Redbox knocks out one kiosk rental competitor and another one springs up in it's place. The Morgan Freeman-backed Digiboo movie rental service has launched with kiosks in a handful of airports. Digiboo plans to expand to 7000 kiosks over the next three years, though presumably not just at airports. The basic concept may be similar to Redbox, but there are some fundamental differences. The most obvious difference is the decision to go with digital files that you download to a flash drive rather than discs. The standard definition movie files weigh in at about 900 MB per hour and at this point can only be played back on a Windows PC with Windows Media Player that has been authorized over the Internet with Digiboo's servers. Mac and Android support is in the pipeline, however. The second difference is the $3.99 rental fee, though to be fair, it is a 48 hour rental and you have 30 days to start watching the movie and trigger the rental period. Obviously a big part of the goal is to provide a better selection of movies without the attendant inventory management of DVDs and Blu-Ray discs, but it should be interesting to see if Digiboo can convince users that they offer a solution as convenient as Redbox's. Anyone interested in taking their USB drive down to the Circle K to rent a movie?

Judging by its quirky name, you'd think Digiboo is anything but an à la carte video service hoping to fight it out with the famed Redbox, or even Qwikster Netflix. The outfit's kiosks allow you to grab a two-day rental from a 700-plus film menu for $3.99, while $14.99 makes any title yours to own. 

Engadget

Comments

$3.99 for an SD movie might work in an airport, but that won't fly on the street.  Redbox FTW!

 

The location makes sense.  Appealing to a person in a low bandwidth area like an airport and offering them some entertainment while waiting for a flight or to take on a flight.  It's not a bad market and I could see them making decent money off travelers.  I don't see it expanding into other areas where people have fast internet connections or want discs because computers confuse them.

 

I never buy anything in an airport terminal unless I absolutely have to.  Everything is grossly overpriced because they literally have a captive audience.  However, if someone is willing to pony up the cash for a private viewing of a movie inflight then I can see the attraction. 

Inflight movies are a complete joke, IMHO.  I've never been on a flight where every LCD display was even remotely calibrated for consistency.  I'd rather watch a movie on my laptop than whatever garbage the're displaying on those horrid little screens.

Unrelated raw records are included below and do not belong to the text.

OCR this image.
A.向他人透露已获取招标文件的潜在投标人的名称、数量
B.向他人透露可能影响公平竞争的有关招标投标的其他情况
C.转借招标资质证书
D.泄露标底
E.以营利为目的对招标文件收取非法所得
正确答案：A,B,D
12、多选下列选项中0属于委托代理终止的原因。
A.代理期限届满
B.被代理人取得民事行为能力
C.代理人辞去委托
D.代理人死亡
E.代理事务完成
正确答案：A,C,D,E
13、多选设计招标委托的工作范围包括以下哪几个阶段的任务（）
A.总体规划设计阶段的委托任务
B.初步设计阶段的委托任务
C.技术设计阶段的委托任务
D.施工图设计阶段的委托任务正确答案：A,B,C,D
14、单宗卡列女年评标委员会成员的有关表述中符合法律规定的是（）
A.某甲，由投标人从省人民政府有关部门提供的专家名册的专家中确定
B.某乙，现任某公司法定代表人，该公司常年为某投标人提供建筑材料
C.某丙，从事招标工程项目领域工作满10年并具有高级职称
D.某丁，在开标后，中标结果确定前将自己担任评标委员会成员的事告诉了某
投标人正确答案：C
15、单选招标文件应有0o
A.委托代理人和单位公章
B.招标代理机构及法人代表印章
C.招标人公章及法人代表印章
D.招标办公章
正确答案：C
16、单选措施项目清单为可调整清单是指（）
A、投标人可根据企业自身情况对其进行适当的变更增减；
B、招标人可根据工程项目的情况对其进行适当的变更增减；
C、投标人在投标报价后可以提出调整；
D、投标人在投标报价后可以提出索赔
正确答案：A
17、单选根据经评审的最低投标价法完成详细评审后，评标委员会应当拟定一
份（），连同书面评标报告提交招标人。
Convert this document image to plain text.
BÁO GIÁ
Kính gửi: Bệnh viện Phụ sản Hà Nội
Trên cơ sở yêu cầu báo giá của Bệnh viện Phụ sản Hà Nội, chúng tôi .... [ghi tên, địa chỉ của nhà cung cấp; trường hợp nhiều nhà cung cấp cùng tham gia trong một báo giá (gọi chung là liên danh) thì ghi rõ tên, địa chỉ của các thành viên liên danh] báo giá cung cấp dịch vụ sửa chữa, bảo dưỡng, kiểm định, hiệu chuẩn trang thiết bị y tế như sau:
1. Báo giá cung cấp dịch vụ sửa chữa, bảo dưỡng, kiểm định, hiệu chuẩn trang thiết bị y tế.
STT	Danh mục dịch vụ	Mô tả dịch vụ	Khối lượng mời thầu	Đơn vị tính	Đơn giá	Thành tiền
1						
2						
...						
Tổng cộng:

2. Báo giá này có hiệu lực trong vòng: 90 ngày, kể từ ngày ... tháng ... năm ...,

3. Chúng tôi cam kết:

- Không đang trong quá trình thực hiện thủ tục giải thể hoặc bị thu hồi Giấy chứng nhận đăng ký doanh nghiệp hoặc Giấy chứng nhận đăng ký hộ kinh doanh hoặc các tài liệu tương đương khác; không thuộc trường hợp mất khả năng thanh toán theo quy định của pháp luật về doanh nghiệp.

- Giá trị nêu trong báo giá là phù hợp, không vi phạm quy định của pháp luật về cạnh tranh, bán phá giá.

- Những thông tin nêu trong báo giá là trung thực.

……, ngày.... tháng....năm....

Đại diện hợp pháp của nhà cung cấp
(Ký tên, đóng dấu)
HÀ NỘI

I like the idea of being able to download movies onto a flash drive from a kiosk, but only if the price is competitive with Redbox or NetFlix and the original quality has not been compromised.  No way in heck am I going to pay $3.99 for a standard def movie that's been compressed.  Problem is, aren't all flash drives formatted for FAT32?  If so then it would be impossible to download most Blu-Ray movies without compressing them or else they wouldn't fit on the drive.  I forget what the maximum file size is for FAT32, but isn't it somewhere around 2GB?

captain_video wrote:

I like the idea of being able to download movies onto a flash drive from a kiosk, but only if the price is competitive with Redbox or NetFlix and the original quality has not been compromised.  No way in heck am I going to pay $3.99 for a standard def movie that's been compressed.  Problem is, aren't all flash drives formatted for FAT32?  If so then it would be impossible to download most Blu-Ray movies without compressing them or else they wouldn't fit on the drive.  I forget what the maximum file size is for FAT32, but isn't it somewhere around 2GB?

 

FAT32 only can handle 256GB. FAT16B and FAT32 is limited to 4GB.

I haven't had trouble with large files on flash drives. I've put ISOs on them that were much larger than 2 gig. My concern is that it would take quite some time to transfer a 1080P to a thumb drive. Hopefully the machine would support USB3.

Should have mentioned it in the article. The Digiboo machines do support USB 3.0.